Ecological and Socio-Economic Tradeoffs of Hypoxia and Hypereutrophication in the Green Bay, Lake Michigan Ecosystem

Dates: July 18-20, 2017
LeadsJ. Val Klump, University of Wisconsin-MilwaukeeKevin Fermanich, University of Wisconsin-Green BayRobert W. Howe, University of Wisconsin-Green Bay
GLERL Research Program: Ecosystem Dynamics

Map of Green Bay and the Green Bay Watershed. Photo Credit: The Nature Conservancy.
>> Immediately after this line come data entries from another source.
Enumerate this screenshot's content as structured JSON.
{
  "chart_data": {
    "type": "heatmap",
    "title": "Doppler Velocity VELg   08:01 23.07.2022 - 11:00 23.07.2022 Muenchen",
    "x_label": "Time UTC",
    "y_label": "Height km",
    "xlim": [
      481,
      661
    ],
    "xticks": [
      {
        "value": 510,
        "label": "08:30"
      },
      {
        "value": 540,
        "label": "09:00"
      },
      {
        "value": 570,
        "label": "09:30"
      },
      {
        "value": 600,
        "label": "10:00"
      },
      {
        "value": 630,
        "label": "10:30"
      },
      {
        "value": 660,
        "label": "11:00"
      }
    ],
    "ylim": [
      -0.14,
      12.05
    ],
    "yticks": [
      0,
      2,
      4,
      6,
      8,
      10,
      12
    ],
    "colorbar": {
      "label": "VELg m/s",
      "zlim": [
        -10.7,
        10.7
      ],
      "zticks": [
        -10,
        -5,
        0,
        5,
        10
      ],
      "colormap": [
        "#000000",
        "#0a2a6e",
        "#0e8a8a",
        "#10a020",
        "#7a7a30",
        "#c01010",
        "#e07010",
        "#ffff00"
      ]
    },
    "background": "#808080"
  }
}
Goals: To develop a decadal scale research plan or framework for the greater Green Bay ecosystem that identifies and defines:

  • The state of our current understanding of the functioning of the ecosystem and, most importantly, the gaps in this understanding, the filling of which will be needed for a lasting, cost effective and scientifically robust restoration strategy and plan.
  • The fundamental structure of scientific models that include the requisite complexities within the system sufficient to inform management at the appropriate spatial and temporal scales of action.
  • The science and research necessary to forecast future conditions in the bay and assess whether currently recommended and future proposed management practices will be sufficient under a changing climate and the massive ongoing alterations in agriculture, urbanization, and development within the watershed.
  • The means to translate scientific information into a form that is useable by managers, policy-makers, and others and that will help gage if we are “moving the needle” in improving water quality and ecosystem resiliency and sustainability, while simultaneously addressing economic benefits and costs across the entire system.

Focus Area Objectives:

  • The Modeling Framework: Refine and expand a linked model framework to specifically achieve user-operational end-points.
  • The Monitoring Framework:  Define a monitoring plan that supports measurements aimed at understanding trends in biogeochemical and biological end-points that are driven by climate change and management efforts.
  • Stakeholder Engagement Framework: Develop a collaborative working infrastructure of primary stakeholders to test the model framework’s integration within and among specific sectors, e.g., agriculture, municipalities, conservation agencies.
  • The Economic Framework: One of the “missing” components to date has been a more rigorous quantification of the economic tradeoffs and cost-benefit analysis of implementing management practices and/or regulatory controls.

Green Bay, Wisconsin. Photo Credit: Bay-Lake Regional Planning Commission.


  • A Green Bay Ecosystem Science Plan outlining recommendations for next steps in research and stakeholder engagement
  • A presentation summarizing the Summit to be presented at the State of Lake Michigan Conference to be held in Green Bay in 2017
  • A publication summarizing the Summit to be submitted to the Journal of Great Lakes Research, if appropriate. A special section of the journal on Green Bay is currently being planned, and depending on timing a Summit summary manuscript could possibly be incorporated.